Étrangement, une ambiance à base de kalimba, de pizzicati bourdonnant et de bruissements discrets introduit l’album, des grattements de cordes et de clés de piano, archet sombre et glissandi sur la touche, quelques notes au clavier, vibrations de cymbales (Low Gulp 9:34) brouillent complètement les cartes, mais avec finesse et délicatesse avant que le parcours de la session nous délivre sa trajectoire improbable. Ce premier jet agit comme une plongée égalitaire dans l’écoute mutuelle approfondie, laquelle permet de s’envoler. 2/ Studded Shirt 2 :34 affirme une sorte de monkisme assumé, joyeux et personnel de la part du pianiste dans lequel s’inscrit le jeu malicieux,ludique et décalé de Valentina Magaletti. Fin abrupte introduisant 3/ Tuttodipunta (7 :11), un trilogue délirant dont la logique échappe aux radars des donneurs de leçons continentaux, genre prof sérieux qui sont incapables de s’amuser : ostinato obsessif sur la contrebasse et la batterie où le piano (clavier ou intérieur grinçant) ou quelques effets électroniques interviennent et se superposent. Imprévisible, ludique, narquois, cocasse. 4/ Pink Quote surgit du continuum dans sa lignée en offrant une tout autre perspective : électronique cheap zézayante, rafallettes de fines baguettes sur le rebord de la caisse claire, un joyeux contraste de l’indéfinissable et du récurrent, du fortuit et du persiflage. Cette observation se vérifie au fil de l’écoute. 5/ A Clumsy Title : Rythmique sautillante, claudicante et bruitages. Se succèdent des occurrences de sons, d’idées, d’inventions spontanées, de bruitages, d’ostinatos curieux.. d’une diversité quasi maniaque (Energetic Binge)qui forcent l’écoute, amuse ou affole l’auditeur. Tout ça n’a pas l’air sérieux, cadré, répertorié, soupesé, matière à thèse musicologique, carte de visite pour festival guindé, projet pour Université élitiste ou label pointilleux géré par un ponte omniscient. Que sais-je encore.

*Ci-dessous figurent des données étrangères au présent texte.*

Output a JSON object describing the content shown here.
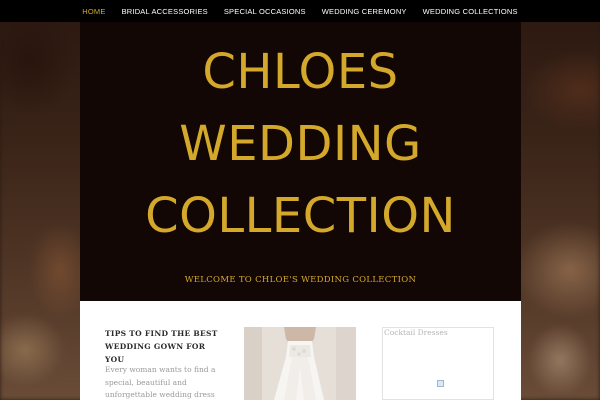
{
  "colors": {
    "accent": "#d4a82a",
    "nav_background": "#000000",
    "hero_background": "#120705",
    "content_background": "#ffffff"
  },
  "nav": {
    "items": [
      {
        "label": "HOME",
        "active": true
      },
      {
        "label": "BRIDAL ACCESSORIES",
        "active": false
      },
      {
        "label": "SPECIAL OCCASIONS",
        "active": false
      },
      {
        "label": "WEDDING CEREMONY",
        "active": false
      },
      {
        "label": "WEDDING COLLECTIONS",
        "active": false
      }
    ]
  },
  "hero": {
    "title_line1": "CHLOES",
    "title_line2": "WEDDING",
    "title_line3": "COLLECTION",
    "tagline": "WELCOME TO CHLOE'S WEDDING COLLECTION"
  },
  "post": {
    "title_line1": "TIPS TO FIND THE BEST",
    "title_line2": "WEDDING GOWN FOR YOU",
    "excerpt_line1": "Every woman wants to find a",
    "excerpt_line2": "special, beautiful and",
    "excerpt_line3": "unforgettable wedding dress at"
  },
  "widget": {
    "title": "Cocktail Dresses",
    "image_icon": "broken-image-icon"
  }
}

Surtout on échappe à la démonstration irréfutable du talent et de la maîtrise de la musique savante pour laisser libre cours à des intuitions originales, des idées folles, des tentatives de la dernière seconde qui font mouche. Une mention toute spéciale à la "batteuse" Valentina qui à l'art de mettre des accents suggestifs et d'inventer une répartie savoureuse / clin d'oeil jubilatoire aux frasques deu pianiste. Les percussionnistes qui parviennent à s'adapter avec une vraie créativité dans les circonstances hasardeuses de la free-music sont denrée rare. Voilà qu'on en tient une comme Valentina Magaletti, il ne faut pas la laisser s'échapper : "savoir jouer" est une chose, mais apporter sa part de folie, de plaisir et d'astuce comme elle le fait n'est pas choase courante ! Bravo ! Et dans la 7/ Cosmic Blunders, des accents au piano fort convainquant ou un brin de mélancolie dans 8/ Boyish Animation : un mignon jeu de chat à la souris entre les deux mains au clavier. Valentina a donc tout compris et son pote de bassiste donne la bonne dose à la contrebasse qui agit comme un pivot unificateur. Pierpaolo Martino a d’ailleurs un sens du groove discret, mais efficace qui apporte une manière enjouée dans les derniers morceaux quoi que fasse Steve Beresford avec ces jouets et objets sonores ou Valentina Magaletti avec son imagination. Le dernier et onzième morceau s’intitule Delusion Metabolist (sic !).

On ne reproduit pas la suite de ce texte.